题目:
Given a 2D integer matrix M representing the gray scale of an image, you need to design a smoother to make the gray scale of each cell becomes the average gray scale (rounding down) of all the 8 surrounding cells and itself.

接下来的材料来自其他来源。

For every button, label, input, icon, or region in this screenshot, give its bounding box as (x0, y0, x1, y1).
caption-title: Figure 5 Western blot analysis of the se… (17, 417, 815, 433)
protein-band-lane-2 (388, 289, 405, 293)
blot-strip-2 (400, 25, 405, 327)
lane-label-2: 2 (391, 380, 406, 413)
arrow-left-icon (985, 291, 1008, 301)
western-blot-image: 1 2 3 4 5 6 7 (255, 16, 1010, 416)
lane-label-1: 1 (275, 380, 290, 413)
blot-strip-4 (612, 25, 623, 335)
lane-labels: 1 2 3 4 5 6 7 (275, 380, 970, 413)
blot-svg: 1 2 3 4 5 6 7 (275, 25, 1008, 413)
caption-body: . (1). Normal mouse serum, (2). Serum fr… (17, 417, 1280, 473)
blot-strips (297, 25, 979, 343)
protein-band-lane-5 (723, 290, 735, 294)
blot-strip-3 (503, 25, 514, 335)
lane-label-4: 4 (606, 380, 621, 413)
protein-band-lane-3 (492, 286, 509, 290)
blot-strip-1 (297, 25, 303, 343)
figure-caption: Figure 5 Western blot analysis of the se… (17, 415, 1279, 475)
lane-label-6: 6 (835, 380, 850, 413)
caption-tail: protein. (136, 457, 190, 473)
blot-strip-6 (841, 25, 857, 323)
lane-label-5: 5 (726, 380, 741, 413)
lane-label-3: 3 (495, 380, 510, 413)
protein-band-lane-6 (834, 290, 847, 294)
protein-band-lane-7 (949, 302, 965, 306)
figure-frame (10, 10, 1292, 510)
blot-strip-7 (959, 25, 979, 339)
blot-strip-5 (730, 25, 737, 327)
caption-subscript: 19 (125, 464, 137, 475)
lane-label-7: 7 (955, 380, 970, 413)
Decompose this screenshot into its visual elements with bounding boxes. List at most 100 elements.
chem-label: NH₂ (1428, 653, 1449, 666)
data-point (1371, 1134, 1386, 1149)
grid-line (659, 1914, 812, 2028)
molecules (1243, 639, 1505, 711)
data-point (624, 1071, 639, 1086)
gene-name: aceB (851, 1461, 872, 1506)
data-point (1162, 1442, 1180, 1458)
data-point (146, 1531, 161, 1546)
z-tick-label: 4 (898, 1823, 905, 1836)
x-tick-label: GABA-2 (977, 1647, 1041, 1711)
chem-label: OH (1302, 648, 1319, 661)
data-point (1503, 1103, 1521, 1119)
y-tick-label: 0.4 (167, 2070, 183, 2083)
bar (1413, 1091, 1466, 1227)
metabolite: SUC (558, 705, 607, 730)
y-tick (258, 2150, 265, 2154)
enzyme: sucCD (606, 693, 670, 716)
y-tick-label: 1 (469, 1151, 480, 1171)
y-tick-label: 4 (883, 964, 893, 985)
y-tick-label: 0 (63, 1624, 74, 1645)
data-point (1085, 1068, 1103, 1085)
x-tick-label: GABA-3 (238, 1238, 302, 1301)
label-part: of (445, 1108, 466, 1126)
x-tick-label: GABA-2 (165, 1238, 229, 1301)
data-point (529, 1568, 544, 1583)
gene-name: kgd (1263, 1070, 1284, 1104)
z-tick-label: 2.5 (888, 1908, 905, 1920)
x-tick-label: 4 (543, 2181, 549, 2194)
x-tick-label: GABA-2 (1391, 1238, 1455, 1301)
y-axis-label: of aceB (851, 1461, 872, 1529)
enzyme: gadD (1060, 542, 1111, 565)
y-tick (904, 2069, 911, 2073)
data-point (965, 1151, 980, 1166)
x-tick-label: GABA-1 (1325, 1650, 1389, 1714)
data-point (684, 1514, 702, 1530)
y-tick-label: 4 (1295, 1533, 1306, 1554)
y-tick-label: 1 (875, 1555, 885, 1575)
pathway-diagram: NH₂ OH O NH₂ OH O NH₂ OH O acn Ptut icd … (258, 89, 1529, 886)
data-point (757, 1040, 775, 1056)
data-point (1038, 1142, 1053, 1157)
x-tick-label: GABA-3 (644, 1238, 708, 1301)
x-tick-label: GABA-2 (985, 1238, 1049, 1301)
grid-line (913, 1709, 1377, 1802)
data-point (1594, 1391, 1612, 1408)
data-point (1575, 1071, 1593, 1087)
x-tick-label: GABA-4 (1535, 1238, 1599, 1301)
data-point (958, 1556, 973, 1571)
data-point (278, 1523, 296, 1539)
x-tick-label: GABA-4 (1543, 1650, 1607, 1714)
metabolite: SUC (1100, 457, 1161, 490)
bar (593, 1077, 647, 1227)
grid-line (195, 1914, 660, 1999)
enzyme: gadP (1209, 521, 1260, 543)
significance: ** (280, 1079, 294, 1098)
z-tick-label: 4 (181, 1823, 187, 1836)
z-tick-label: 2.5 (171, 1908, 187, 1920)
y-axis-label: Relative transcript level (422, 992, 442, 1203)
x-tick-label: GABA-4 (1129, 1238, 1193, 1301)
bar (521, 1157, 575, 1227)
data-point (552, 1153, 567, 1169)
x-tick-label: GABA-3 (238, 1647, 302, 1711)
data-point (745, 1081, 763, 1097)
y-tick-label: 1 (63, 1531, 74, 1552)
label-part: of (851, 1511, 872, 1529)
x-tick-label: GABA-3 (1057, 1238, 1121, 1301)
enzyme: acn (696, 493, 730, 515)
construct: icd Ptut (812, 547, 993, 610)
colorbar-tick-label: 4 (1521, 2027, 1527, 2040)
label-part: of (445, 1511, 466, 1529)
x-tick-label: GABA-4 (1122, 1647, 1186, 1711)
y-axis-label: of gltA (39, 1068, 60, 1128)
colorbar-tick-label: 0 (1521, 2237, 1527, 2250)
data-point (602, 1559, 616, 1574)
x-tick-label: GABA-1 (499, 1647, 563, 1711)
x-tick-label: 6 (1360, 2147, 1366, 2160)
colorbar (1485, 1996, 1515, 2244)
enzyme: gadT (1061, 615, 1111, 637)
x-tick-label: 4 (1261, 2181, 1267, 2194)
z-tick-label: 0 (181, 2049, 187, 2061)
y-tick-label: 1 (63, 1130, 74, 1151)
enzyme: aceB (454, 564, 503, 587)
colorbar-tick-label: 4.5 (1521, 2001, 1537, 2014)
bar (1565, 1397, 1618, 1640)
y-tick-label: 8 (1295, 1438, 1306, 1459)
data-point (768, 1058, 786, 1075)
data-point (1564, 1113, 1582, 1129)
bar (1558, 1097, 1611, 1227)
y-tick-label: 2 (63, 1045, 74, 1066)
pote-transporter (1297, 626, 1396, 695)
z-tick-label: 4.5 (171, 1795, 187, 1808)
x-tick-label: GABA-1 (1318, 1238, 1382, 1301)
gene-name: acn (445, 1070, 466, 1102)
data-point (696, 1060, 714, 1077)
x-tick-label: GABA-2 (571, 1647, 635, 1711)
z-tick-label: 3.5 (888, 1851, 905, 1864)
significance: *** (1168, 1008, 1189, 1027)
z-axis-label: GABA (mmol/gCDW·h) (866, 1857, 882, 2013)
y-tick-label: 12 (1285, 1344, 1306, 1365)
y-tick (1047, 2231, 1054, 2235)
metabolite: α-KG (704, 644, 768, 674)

If a cell has less than 8 surrounding cells, then use as many as you can.
Example 1:
Input: [[1,1,1], [1,0,1], [1,1,1]] Output: [[0, 0, 0], [0, 0, 0], [0, 0, 0]] Explanation: For the point (0,0), (0,2), (2,0), (2,2): floor(3/4) = floor(0.75) = 0 For the point (0,1), (1,0), (1,2), (2,1): floor(5/6) = floor(0.83333333) = 0 For the point (1,1): floor(8/9) = floor(0.88888889) = 0
Note:
The value in the given matrix is in the range of [0, 255].The length and width of the given matrix are in the range of [1, 150]. 思路:本题思路很简单,咱们是用最简单易懂的思路:额外构建两个二维数组,一个数组保留原数组的值不变,在四周包裹上0(用来统计每次计算的分子),一个数组是原数组所有值替换为1,再在四周包裹上0(用来统计每次计算的分母)
代码:
class Solution { public: vector<vector<int>> imageSmoother(vector<vector<int>>& M) { vector<vector<int>> res = M; vector<int> a(M[0].size(),1); vector<vector<int>> b(M.size(),a); for(int i=0;i<M.size();i++) { M[i].insert(M[i].begin(),0); M[i].push_back(0); b[i].insert(b[i].begin(),0); b[i].push_back(0); } vector<int> temp(M[0].size(),0); M.insert(M.begin(),temp); M.push_back(temp); b.insert(b.begin(),temp); b.push_back(temp); for(int i =1;i<M.size()-1;i++) { for(int j=1;j<M[0].size()-1;j++) { res[i-1][j-1] = floor((M[i][j]+M[i][j-1]+M[i][j+1]+M[i-1][j]+M[i-1][j-1]+M[i-1][j+1]+M[i+1][j]+M[i+1][j-1]+M[i+1][j+1])/(b[i][j]+b[i][j-1]+b[i][j+1]+b[i-1][j]+b[i-1][j-1]+b[i-1][j+1]+b[i+1][j]+b[i+1][j-1]+b[i+1][j+1])); } } return res; } };